The pilots, announced by NHS England today, will cover 83 practices in London, 230 in the south of England, 183 in the Midlands and 203 in the north, spanning a population of 7.6 million patients.

The scheme will run for three years and NHS England will contribute 60% of costs for the first 12 months – which will include a ‘training programme’ – dropping to 40% then 20%.

Practices already employing pharmacists have reported they play an ‘invaluable role’ in alleviating GP workload by taking on medicines management tasks and freeing up GP time to focus on patients with increasingly complex care needs.

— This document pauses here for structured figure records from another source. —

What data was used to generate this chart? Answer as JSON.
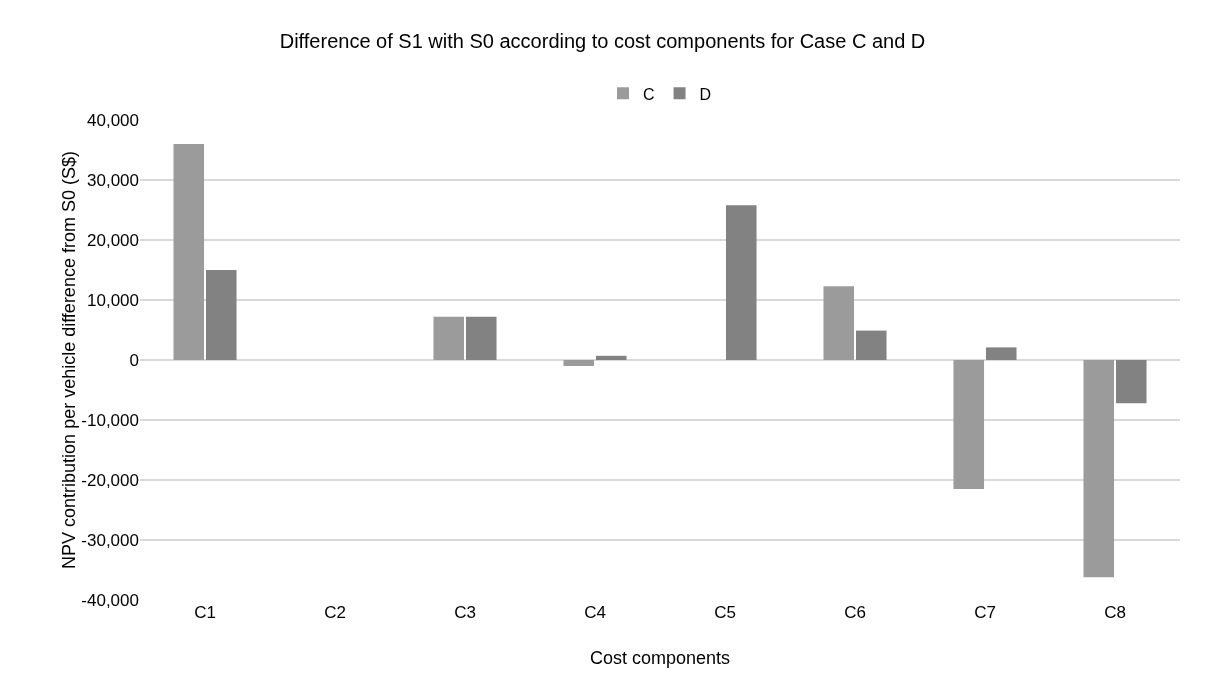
{
  "chart_data": {
    "type": "bar",
    "title": "Difference of S1 with S0 according to cost components for Case C and D",
    "xlabel": "Cost components",
    "ylabel": "NPV contribution per vehicle difference from S0 (S$)",
    "categories": [
      "C1",
      "C2",
      "C3",
      "C4",
      "C5",
      "C6",
      "C7",
      "C8"
    ],
    "series": [
      {
        "name": "C",
        "color": "#9b9b9b",
        "values": [
          36000,
          0,
          7200,
          -1000,
          0,
          12300,
          -21500,
          -36200
        ]
      },
      {
        "name": "D",
        "color": "#828282",
        "values": [
          15000,
          0,
          7200,
          700,
          25800,
          4900,
          2100,
          -7200
        ]
      }
    ],
    "ylim": [
      -40000,
      40000
    ],
    "yticks": [
      {
        "value": -40000,
        "label": "-40,000"
      },
      {
        "value": -30000,
        "label": "-30,000"
      },
      {
        "value": -20000,
        "label": "-20,000"
      },
      {
        "value": -10000,
        "label": "-10,000"
      },
      0,
      {
        "value": 10000,
        "label": "10,000"
      },
      {
        "value": 20000,
        "label": "20,000"
      },
      {
        "value": 30000,
        "label": "30,000"
      },
      {
        "value": 40000,
        "label": "40,000"
      }
    ],
    "grid": "y",
    "legend": "top"
  }
}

GP leaders welcomed the swift development and implementation of the scheme in response to the acute workforce crisis currently affecting the profession.

However, they added that resources now needed to be dedicated to recruiting and retaining GPs in general practice.

In a statement NHS England said pilots were chosen based on their potential to improve GP access and reduce workload.

It added: ‘Additional funding was found to more than double the number of supported applications after the panels were impressed by the outstanding quality of responses.’

The GP clinical pharmacist pilot was developed as part of the joint NHS England, Health Education England, RCGP and GPC 10 point GP workforce plan.

The plan also promoted expanding general practice teams to make use of physician associates and advanced nurse practitioners, with health secretary Jeremy Hunt pledging to recruit 5,000 more supporting staff by 2020 in his ’new deal’ speech.

GPC chair Dr Chaand Nagpaul said the pilots were a ‘positive and important opportunity’ to relieve some unsustainable pressure on GPs, but should be available to all practices.

He said: ‘We need to ensure that the benefits from these pilots can be extended to all practices nationally, so that GPs can be supported to have the time to see the increasing numbers of patients with complex and long-term conditions, and in order to provide quality and accessible care.’

RCGP chair Dr Maureen Baker said: ‘The feedback that we have received from our members who already have a practice-based pharmacist is that they play an invaluable role, so we are pleased that NHS England has taken the idea so seriously and so swiftly brought it to fruition.’

NHS England chief executive Simon Stevens said the pilot would be a ‘win-win for GPs, pharmacists and patients’ adding: ‘By testing these new ways of working across professional boundaries we are taking another step forward to relieving some of the pressure that GPs are clearly under and ensuring patients see the health professional that best suits their needs.’